There are many atheists in foxholes and among tornado survivors


I am pretty sure that everyone has seen the video clip that has gone viral of CNN’s Wolf Blitzer asking Rebecca Vitsum who, with her husband Brian and infant son Anders, narrowly escaped the tornado though their home was destroyed, whether she ‘thanked the Lord’ for her narrow escape. When she mumbles her reply, he presses her to answer at which point she says that she is an atheist. For the two people who haven’t seen the clip yet, here it is.

Although Blitzer has been at the receiving end of some criticism for his ‘blunder’, I am actually glad he asked the question. For one thing, Vitsum’s response contradicts the common belief that in times of crisis, we all become religious. The second is because it reveals how easily we make unwarranted blanket generalizations. Blitzer may have thought that Oklahoma being a generally conservative part of the country, all the people there must be religious. Other journalists may learn from his embarrassment to be more careful in the future.

I remember back in 2008 correspondent John Burnett, in an NPR report on Iraq, casually dropping the cliché that there are no atheists in foxholes. As Ellen Johnson, former president of American Atheists, said in response about that phrase, “It’s demeaning to atheists. It’s saying that under very dire circumstances or frightening situations, atheists will stop being atheists; they will start believing. And this is really just a wish on the part of the religious, because it’s not based in fact.” Burnett said later that “I didn’t realize that it was so offensive to atheists. And I learned that in spades after the story came out. They spammed me for weeks with email, saying, we’re outraged. So now I know…. I do see their point. I literally hadn’t thought about it before. And, frankly, I will think twice about using the phrase again.”

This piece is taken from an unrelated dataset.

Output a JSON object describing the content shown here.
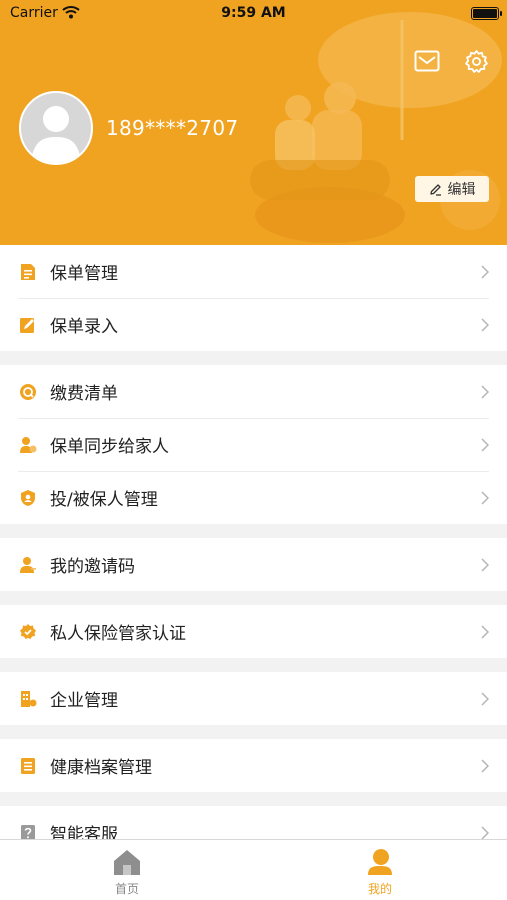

What is even more telling is that there does not seem to have been a backlash against Vitsum, with the usual nutcases saying that it was all her fault that the tornado struck them because god was angry at her apostasy.

However, there has been some pushback in the case of the Arizona state representative who used the opening prayer time to talk about his secular humanism. The next day another representative said that what he did was not a prayer and demanded a ‘do-over’ and offered a second prayer that day to make up for the lack of one the previous day. So it looks like there is a Law of Conservation of Prayer Number and that what god is looking for is that the total number of prayers equals the number of days the legislature is in session. This actually makes it easy, since then can say the required number of prayers on the first day and then forget about it. They could also install one of those Tibetan prayer wheels and save even more time.

Comments

  1. TGAP Dad says

    In the clip, the Blitzer poses the question to her seems to be geared more to teasing out her particular religious affiliation. It’s the same tone, and similar phrasing, I get from people who want to know what my own religion is, but don’t want to be too direct about it. He seems to press a little more than is appropriate for the situation.

  2. sc_770d159609e0f8deaa72849e3731a29d says

    Presumably believers ‘thank the lord’ that their homes have been destroyed and- if they could- would thank him for their deaths..

  3. bad Jim says

    When Katie Couric interviewed Captain Sullenberger about landing a plane in the Hudson, she asked him if he’d said a prayer. He said something like, I think someone behind me was taking care of that. The national media are always pandering to the religious; they called this “The Miracle on the Hudson”, after all.